Movie Review: Midway
11th February 2020Roland Emmerich is a director, that much is true. He’s not one of competent measure, with the likes of disaster film The Day After Tomorrow and action junk such as White House Down littering an unimpressive career that has lasted, somehow, for more than two decades. His latest feature takes him right to the heart of American patriotism with Midway, a film in which the tragedy of Pearl Harbour is recounted for the thousandth time with a cast featuring actors who were unlucky enough to find themselves without a big role over the summer.
Or at least that’s the only explanation I have for Woody Harrelson, Aaron Eckhart and Dennis Quaid appearing in this slog of a movie. Such highly talented individuals crop up from time to time to deliver some frankly boring dialogue and then shuffle out of shot like they’re trying to rack up a few extra seconds of screentime. Why they would want to feature in a film as bad as Midway is beyond me, but their inclusion at times does soften the blow tremendously well in an otherwise borderline melodramatic feature film that has little in the way of substantial entertainment value.
An insufferable leading performance from Ed Skrein provides the final blow to a quintessentially weak American blockbuster. In my opinion the man is quite possibly one of the worst working actors today. It’s unfathomable to me as to how he managed to slide his way into a leading role when he has the propensity and scenery chewing extremities of only the lowest of B-Movie actors. His arrogant bravado seeps into a mesmerizingly strange accent, one that makes me wonder whether or not it was his real accent or a mere mockery of standardised Americanisms. Either way it’s perplexing.
What any action movie can rely on then is a suitably enjoyable and engaging setpiece. Midway is very hit and miss with its bold-faced action points, with a fair few succumbing to a lack of technical amazement. The few that stick around are actually fairly enjoyable, and I guarantee they would’ve been a lot better without the incessant Skrein complications the film suffers from. The opening assault on Pearl Harbour segment is better than the entire Ben Affleck movie, I’m assured, so at least the film has that going for it. The explosions and dogfights are minorly interesting at best, but they’re often side-lined for the typically boring character development tropes you can find in just about any action endeavour.

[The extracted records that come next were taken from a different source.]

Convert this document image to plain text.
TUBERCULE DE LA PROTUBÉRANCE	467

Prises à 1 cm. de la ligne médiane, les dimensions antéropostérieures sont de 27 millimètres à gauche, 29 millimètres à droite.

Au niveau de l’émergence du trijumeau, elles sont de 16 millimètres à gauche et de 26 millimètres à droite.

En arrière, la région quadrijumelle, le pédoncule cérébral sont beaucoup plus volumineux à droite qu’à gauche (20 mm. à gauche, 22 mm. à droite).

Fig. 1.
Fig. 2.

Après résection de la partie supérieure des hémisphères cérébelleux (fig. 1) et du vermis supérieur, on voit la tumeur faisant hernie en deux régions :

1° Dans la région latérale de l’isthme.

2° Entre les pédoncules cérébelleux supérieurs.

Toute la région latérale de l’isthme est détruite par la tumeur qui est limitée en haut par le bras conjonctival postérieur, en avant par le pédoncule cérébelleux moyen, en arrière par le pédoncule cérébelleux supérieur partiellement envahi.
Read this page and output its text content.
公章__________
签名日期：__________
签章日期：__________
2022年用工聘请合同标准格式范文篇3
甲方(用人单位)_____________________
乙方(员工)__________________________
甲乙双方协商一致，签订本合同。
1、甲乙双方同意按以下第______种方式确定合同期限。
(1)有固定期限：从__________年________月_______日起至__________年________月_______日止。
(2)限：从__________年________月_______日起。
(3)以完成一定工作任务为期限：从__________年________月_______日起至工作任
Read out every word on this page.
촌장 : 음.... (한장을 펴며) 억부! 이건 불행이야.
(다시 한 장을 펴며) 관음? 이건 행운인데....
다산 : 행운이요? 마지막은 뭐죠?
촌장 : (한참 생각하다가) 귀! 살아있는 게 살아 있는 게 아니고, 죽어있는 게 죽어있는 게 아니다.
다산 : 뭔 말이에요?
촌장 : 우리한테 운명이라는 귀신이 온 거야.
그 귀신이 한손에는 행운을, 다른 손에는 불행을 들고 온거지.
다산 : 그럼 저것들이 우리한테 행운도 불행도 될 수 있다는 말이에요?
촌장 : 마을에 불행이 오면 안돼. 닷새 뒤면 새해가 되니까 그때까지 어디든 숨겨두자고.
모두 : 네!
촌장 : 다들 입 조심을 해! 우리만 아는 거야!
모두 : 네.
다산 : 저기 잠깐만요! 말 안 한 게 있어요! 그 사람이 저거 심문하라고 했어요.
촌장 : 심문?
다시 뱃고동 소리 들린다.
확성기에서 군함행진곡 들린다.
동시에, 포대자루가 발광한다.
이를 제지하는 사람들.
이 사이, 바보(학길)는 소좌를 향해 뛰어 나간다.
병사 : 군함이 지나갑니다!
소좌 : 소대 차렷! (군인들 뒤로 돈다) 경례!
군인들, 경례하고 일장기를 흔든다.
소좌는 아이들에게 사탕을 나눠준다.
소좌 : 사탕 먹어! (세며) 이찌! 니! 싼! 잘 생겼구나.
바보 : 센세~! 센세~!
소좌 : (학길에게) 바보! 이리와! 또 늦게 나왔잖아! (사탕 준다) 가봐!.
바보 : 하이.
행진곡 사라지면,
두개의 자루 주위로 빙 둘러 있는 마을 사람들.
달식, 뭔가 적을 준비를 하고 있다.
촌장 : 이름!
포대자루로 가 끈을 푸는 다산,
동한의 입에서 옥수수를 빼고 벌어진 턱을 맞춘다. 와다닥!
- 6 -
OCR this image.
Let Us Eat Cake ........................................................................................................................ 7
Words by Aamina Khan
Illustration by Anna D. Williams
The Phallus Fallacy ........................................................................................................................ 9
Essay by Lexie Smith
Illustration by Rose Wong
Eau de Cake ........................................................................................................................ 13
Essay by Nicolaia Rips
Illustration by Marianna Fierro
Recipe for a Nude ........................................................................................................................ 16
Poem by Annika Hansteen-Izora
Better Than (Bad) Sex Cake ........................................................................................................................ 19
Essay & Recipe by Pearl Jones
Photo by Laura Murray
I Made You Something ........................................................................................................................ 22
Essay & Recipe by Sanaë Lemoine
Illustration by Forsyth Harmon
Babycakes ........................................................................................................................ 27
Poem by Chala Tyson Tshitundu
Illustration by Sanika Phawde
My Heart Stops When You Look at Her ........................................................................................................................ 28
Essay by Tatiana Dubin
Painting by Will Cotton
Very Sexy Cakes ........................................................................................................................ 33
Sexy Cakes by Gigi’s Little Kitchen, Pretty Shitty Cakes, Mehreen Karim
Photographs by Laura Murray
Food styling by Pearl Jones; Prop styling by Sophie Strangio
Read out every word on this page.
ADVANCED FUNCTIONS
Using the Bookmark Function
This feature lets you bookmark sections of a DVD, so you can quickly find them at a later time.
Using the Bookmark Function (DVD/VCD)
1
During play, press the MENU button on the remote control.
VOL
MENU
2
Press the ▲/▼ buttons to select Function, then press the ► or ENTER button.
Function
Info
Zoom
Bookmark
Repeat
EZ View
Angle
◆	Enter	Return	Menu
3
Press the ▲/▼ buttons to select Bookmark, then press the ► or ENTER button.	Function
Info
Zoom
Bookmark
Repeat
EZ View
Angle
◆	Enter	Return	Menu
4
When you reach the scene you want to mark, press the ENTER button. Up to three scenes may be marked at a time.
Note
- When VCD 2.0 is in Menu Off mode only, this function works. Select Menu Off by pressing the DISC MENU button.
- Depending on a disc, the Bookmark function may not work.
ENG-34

Midway has a few half-hearted attempts at bringing the impact of both the Pearl Harbour bombing and Battle of Midway to light, but Midway is a bland, expressionless husk of a film. The majority of characters in this film were real life individuals that fought during this period of time, and they’re turned from war heroes into action caricatures by a ham-fisted director and his gaudy cast of borderline tolerable talent. It comes right in between being a solemn reminder of all out warfare and a cheesy, wannabe action flick. I guess you could say it comes about midway between the two.